At the sweet spot of this book, a relatively new mom is allowed a reprieve from the daily anger that surrounds the birth of her son — though she won’t use the word “birth” because it is a scene that she describes in more butcher-ish terms. Ari has used the limited tools of her sleepy upstate New York college town to create a small community. Finally. She and a tabloid-bait former Riot Grrrl-turned-poet-slash woman of advanced maternal age, as they call it, are holed up in a sublet exchanging stories and interchangeably parenting each other’s small children. And by “parenting,” I mean breastfeeding.
The scene in Elisa Albert’s novel After Birth feels like a great place to exhale. It’s one of those scenes where a person wants to freeze everything exactly the way it is and appeal to a higher power: “This! I choose this!

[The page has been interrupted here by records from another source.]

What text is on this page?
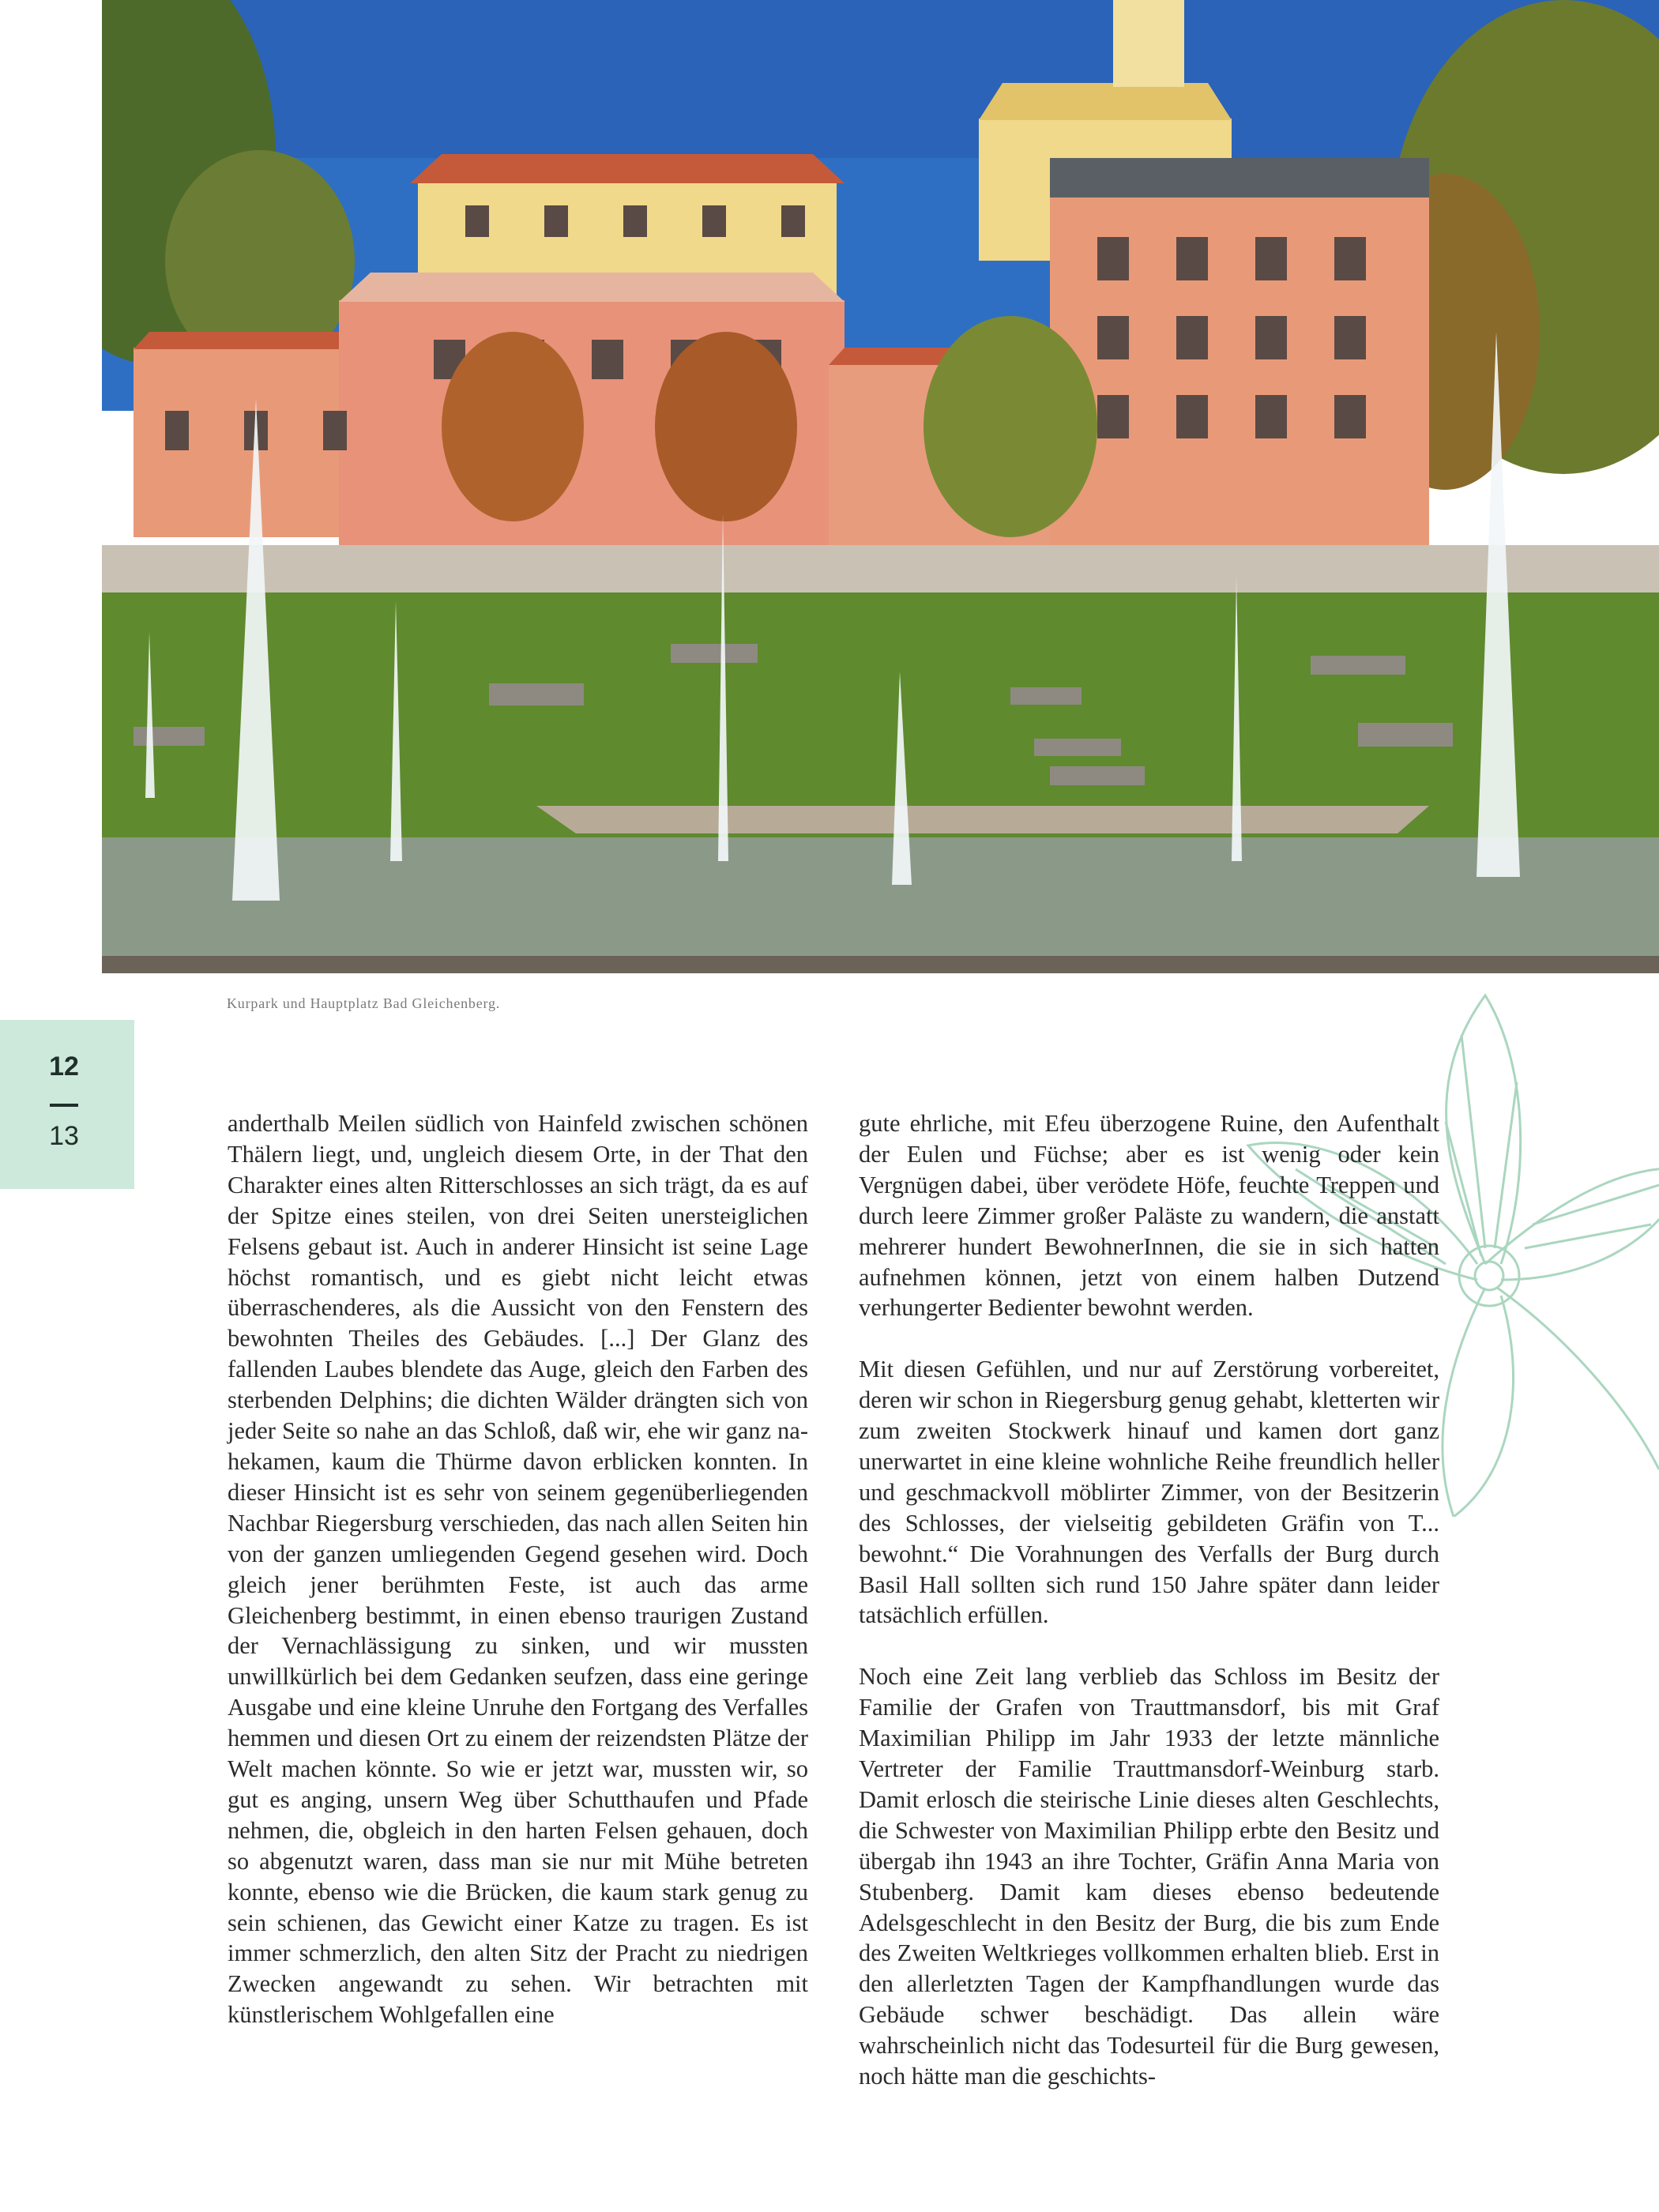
Kurpark und Hauptplatz Bad Gleichenberg.
12
13	anderthalb Meilen südlich von Hainfeld zwischen schönen Thälern liegt, und, ungleich diesem Orte, in der That den Charakter eines alten Ritterschlosses an sich trägt, da es auf der Spitze eines steilen, von drei Seiten unersteiglichen Felsens gebaut ist. Auch in anderer Hinsicht ist seine Lage höchst romantisch, und es giebt nicht leicht etwas überraschenderes, als die Aussicht von den Fenstern des bewohnten Theiles des Gebäudes. [...] Der Glanz des fallenden Laubes blendete das Auge, gleich den Farben des sterbenden Delphins; die dichten Wälder drängten sich von jeder Seite so nahe an das Schloß, daß wir, ehe wir ganz nahekamen, kaum die Thürme davon erblicken konnten. In dieser Hinsicht ist es sehr von seinem gegenüberliegenden Nachbar Riegersburg verschieden, das nach allen Seiten hin von der ganzen umliegenden Gegend gesehen wird. Doch gleich jener berühmten Feste, ist auch das arme Gleichenberg bestimmt, in einen ebenso traurigen Zustand der Vernachlässigung zu sinken, und wir mussten unwillkürlich bei dem Gedanken seufzen, dass eine geringe Ausgabe und eine kleine Unruhe den Fortgang des Verfalles hemmen und diesen Ort zu einem der reizendsten Plätze der Welt machen könnte. So wie er jetzt war, mussten wir, so gut es anging, unsern Weg über Schutthaufen und Pfade nehmen, die, obgleich in den harten Felsen gehauen, doch so abgenutzt waren, dass man sie nur mit Mühe betreten konnte, ebenso wie die Brücken, die kaum stark genug zu sein schienen, das Gewicht einer Katze zu tragen. Es ist immer schmerzlich, den alten Sitz der Pracht zu niedrigen Zwecken angewandt zu sehen. Wir betrachten mit künstlerischem Wohlgefallen eine

gute ehrliche, mit Efeu überzogene Ruine, den Aufenthalt der Eulen und Füchse; aber es ist wenig oder kein Vergnügen dabei, über verödete Höfe, feuchte Treppen und durch leere Zimmer großer Paläste zu wandern, die anstatt mehrerer hundert BewohnerInnen, die sie in sich hatten aufnehmen können, jetzt von einem halben Dutzend verhungerter Bedienter bewohnt werden.

Mit diesen Gefühlen, und nur auf Zerstörung vorbereitet, deren wir schon in Riegersburg genug gehabt, kletterten wir zum zweiten Stockwerk hinauf und kamen dort ganz unerwartet in eine kleine wohnliche Reihe freundlich heller und geschmackvoll möblirter Zimmer, von der Besitzerin des Schlosses, der vielseitig gebildeten Gräfin von T... bewohnt.“ Die Vorahnungen des Verfalls der Burg durch Basil Hall sollten sich rund 150 Jahre später dann leider tatsächlich erfüllen.

Noch eine Zeit lang verblieb das Schloss im Besitz der Familie der Grafen von Trauttmansdorf, bis mit Graf Maximilian Philipp im Jahr 1933 der letzte männliche Vertreter der Familie Trauttmansdorf-Weinburg starb. Damit erlosch die steirische Linie dieses alten Geschlechts, die Schwester von Maximilian Philipp erbte den Besitz und übergab ihn 1943 an ihre Tochter, Gräfin Anna Maria von Stubenberg. Damit kam dieses ebenso bedeutende Adelsgeschlecht in den Besitz der Burg, die bis zum Ende des Zweiten Weltkrieges vollkommen erhalten blieb. Erst in den allerletzten Tagen der Kampfhandlungen wurde das Gebäude schwer beschädigt. Das allein wäre wahrscheinlich nicht das Todesurteil für die Burg gewesen, noch hätte man die geschichts-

Keep it just like this!” But, of course, as Ponyboy and Frost would say “Nothing gold can stay.”
Anyway, Ari is somewhere beyond the second wave of feminism and she’s holed up in an upstate college town where it’s possible to find friends — but not the good kind. After her baby is born by C-section, she collapses into feelings of isolation (her mother was awful and is long dead and she’s alienated her old friends by the mere fact of becoming preg). Depression isn’t a new state for her, and she eventually gets her head above water by settling in with the gays down the street. She and her infant become fixtures at their house.
Then they go abroad.
But they sublet to a former rock-n-roller — the kind of rock-n-roller who never made it super big, but from the band all the super big rock-n-roller’s credit as an influence.
Ari finds Mina in a situation that is similar to her own, and moves in as the wisdom-imparting girlfriend and this mini village becomes a powerful force.
In a lot of ways, Albert’s novel feels like it grew up sharing a bedroom with Jenny Offill’s Dept. of Speculation. Both star new-ish mothers navigating a whole new world, but Albert is centered on the isolation and Offill’s spins into the aftermath of an affair. Neither characters seems to have gone into the birth with a Pinterest board filled with nursery designs and a notebook filled with vintage baby names. Albert’s Ari is raging because there are so many things that no one tells you (and there is a dissertation that is being ignored), whereas Offill’s protagonist centers on the surprise of the soul-tug when you didn’t even know you had a soul.
Both are great, great novels absolutely dripping with authenticity.